Saúde

Um teste de gripe que você pode mastigar

Um teste de gripe que você pode mastigar

A temporada de gripes está se aproximando rapidamente no hemisfério norte. Um teste de influenza baseado no paladar pode, um dia, fazer você trocar swabs nasais por chicletes. Um novo sensor molecular foi projetado para liberar um sabor de tomilho ao entrar em contato com o vírus influenza. Pesquisadores que publicaram suas descobertas na ACS Central Science afirmam que planejam incorporar esse tipo de sensor de baixa tecnologia em chicletes ou pastilhas, para aumentar os testes em casa e, potencialmente, prevenir a transmissão pré-sintomática da doença.

Ficar em casa é fundamental para evitar a propagação de doenças infecciosas como a influenza; no entanto, as pessoas com gripe são contagiosas antes de apresentarem sintomas. Os diagnósticos atuais de gripe, como os testes PCR baseados em swabs nasais, são precisos, mas lentos e caros. Testes rápidos em casa, semelhantes aos usados para testar COVID-19, são convenientes e geralmente de baixo custo, mas não conseguem detectar infecções pré-sintomáticas.

Conforme descrito em seu estudo publicado, Lorenz Meinel e colegas abordam essas deficiências na detecção da gripe “mudando de detectores e equipamentos complexos para um detector que está disponível para qualquer pessoa, a qualquer hora e em qualquer lugar: a língua.”

A equipe desenvolveu um sensor molecular que libera um sabor que as línguas humanas conseguem detectar – timol, encontrado na especiaria tomilho. O sensor é baseado em um substrato da glicoproteína do vírus influenza chamada neuraminidase (o “N” em H1N1). Os vírus da influenza usam a neuraminidase para quebrar certas ligações nas células do hospedeiro para infectá-las. Assim, os pesquisadores sintetizaram um substrato de neuraminidase e anexaram uma molécula de timol a ele. O timol é percebido como um gosto herbal forte na língua. Teoricamente, quando o sensor sintetizado está na boca de alguém infectado com a gripe, os vírus desligam as moléculas de timol, e seu sabor é detectado pela língua.
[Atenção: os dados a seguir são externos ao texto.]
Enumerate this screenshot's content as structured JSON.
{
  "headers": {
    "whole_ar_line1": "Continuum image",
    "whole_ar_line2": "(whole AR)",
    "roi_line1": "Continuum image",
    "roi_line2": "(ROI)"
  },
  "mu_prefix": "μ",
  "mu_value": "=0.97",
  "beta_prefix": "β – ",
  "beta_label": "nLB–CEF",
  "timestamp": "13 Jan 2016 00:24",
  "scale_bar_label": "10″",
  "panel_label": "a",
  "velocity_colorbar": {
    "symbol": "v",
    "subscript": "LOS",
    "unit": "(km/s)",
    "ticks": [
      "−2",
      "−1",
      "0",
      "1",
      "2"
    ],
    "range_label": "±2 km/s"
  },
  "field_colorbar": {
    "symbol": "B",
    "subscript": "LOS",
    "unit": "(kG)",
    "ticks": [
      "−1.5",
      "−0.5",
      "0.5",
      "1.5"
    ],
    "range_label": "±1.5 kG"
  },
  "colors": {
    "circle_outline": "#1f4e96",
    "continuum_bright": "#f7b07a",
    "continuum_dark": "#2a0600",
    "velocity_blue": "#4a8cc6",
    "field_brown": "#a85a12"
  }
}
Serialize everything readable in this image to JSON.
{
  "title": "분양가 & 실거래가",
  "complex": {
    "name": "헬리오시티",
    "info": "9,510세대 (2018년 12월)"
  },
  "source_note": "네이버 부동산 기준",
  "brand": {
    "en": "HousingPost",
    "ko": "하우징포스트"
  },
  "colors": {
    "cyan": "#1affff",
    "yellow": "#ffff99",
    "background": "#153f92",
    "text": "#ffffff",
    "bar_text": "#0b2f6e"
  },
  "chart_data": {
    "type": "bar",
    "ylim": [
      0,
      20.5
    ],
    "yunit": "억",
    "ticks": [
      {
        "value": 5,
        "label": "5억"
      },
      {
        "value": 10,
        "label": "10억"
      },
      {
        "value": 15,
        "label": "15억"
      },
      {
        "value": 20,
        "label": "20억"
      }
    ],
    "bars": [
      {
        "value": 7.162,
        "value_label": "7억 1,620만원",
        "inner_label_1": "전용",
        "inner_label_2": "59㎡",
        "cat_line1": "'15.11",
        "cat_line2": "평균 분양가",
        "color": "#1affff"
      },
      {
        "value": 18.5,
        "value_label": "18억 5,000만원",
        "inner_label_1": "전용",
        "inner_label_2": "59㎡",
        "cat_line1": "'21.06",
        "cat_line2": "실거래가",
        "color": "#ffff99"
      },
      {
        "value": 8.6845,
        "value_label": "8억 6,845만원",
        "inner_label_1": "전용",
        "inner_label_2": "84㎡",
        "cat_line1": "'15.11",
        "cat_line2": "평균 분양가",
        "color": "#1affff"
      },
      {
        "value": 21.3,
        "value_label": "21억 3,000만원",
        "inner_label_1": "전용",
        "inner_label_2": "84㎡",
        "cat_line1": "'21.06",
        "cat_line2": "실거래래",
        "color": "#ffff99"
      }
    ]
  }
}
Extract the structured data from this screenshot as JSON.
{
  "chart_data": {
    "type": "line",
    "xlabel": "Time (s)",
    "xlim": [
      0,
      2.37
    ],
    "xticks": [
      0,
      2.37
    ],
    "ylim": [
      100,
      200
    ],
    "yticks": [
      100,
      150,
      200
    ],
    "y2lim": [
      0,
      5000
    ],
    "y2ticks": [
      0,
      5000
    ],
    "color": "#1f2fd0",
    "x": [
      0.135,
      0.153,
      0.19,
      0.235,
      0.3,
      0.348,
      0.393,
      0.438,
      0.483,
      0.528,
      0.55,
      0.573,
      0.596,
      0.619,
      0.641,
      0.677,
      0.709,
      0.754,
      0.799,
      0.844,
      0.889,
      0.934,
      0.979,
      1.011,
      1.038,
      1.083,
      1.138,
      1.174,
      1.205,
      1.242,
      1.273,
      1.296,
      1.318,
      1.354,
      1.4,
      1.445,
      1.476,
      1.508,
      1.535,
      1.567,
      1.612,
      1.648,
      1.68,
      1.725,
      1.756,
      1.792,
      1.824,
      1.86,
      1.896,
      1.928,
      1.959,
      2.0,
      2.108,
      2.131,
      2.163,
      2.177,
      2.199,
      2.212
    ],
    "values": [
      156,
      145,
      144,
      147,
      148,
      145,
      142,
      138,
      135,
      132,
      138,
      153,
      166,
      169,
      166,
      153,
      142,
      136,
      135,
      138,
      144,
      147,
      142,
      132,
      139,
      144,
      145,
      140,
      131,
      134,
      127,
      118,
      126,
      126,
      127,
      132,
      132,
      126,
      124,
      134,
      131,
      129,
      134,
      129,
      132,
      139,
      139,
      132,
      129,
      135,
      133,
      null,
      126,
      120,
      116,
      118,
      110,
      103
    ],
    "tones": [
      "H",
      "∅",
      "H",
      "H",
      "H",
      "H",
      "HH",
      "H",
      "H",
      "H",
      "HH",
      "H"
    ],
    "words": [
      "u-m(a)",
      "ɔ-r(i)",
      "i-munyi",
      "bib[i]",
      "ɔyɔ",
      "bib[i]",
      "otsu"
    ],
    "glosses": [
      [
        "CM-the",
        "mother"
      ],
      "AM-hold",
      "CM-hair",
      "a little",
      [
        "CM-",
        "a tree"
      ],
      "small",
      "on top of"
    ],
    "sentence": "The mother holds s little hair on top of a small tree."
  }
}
Após desenvolverem seu sensor molecular, os pesquisadores realizaram testes laboratoriais com ele. Em frascos com saliva humana de pessoas diagnosticadas com a gripe, o sensor liberou timol livre em 30 minutos. Quando testaram o sensor em células humanas e de camundongos, ele não alterou o funcionamento das células. A próxima etapa para Meinel e a equipe é iniciar testes clínicos em humanos em cerca de dois anos para confirmar as sensações de sabor do timol em pessoas com influenza pré e pós-sintomática.

Se incorporado em chicletes ou pastilhas, “esse sensor poderia ser uma ferramenta de triagem rápida e acessível para ajudar a proteger pessoas em ambientes de alto risco”, afirma Meinel.

Os autores reconhecem o financiamento do Ministério Federal de Pesquisa e Educação (agora chamado de Ministério Federal de Pesquisa, Tecnologia e Espaço) e registraram uma patente no Escritório Europeu de Patentes para essa tecnologia.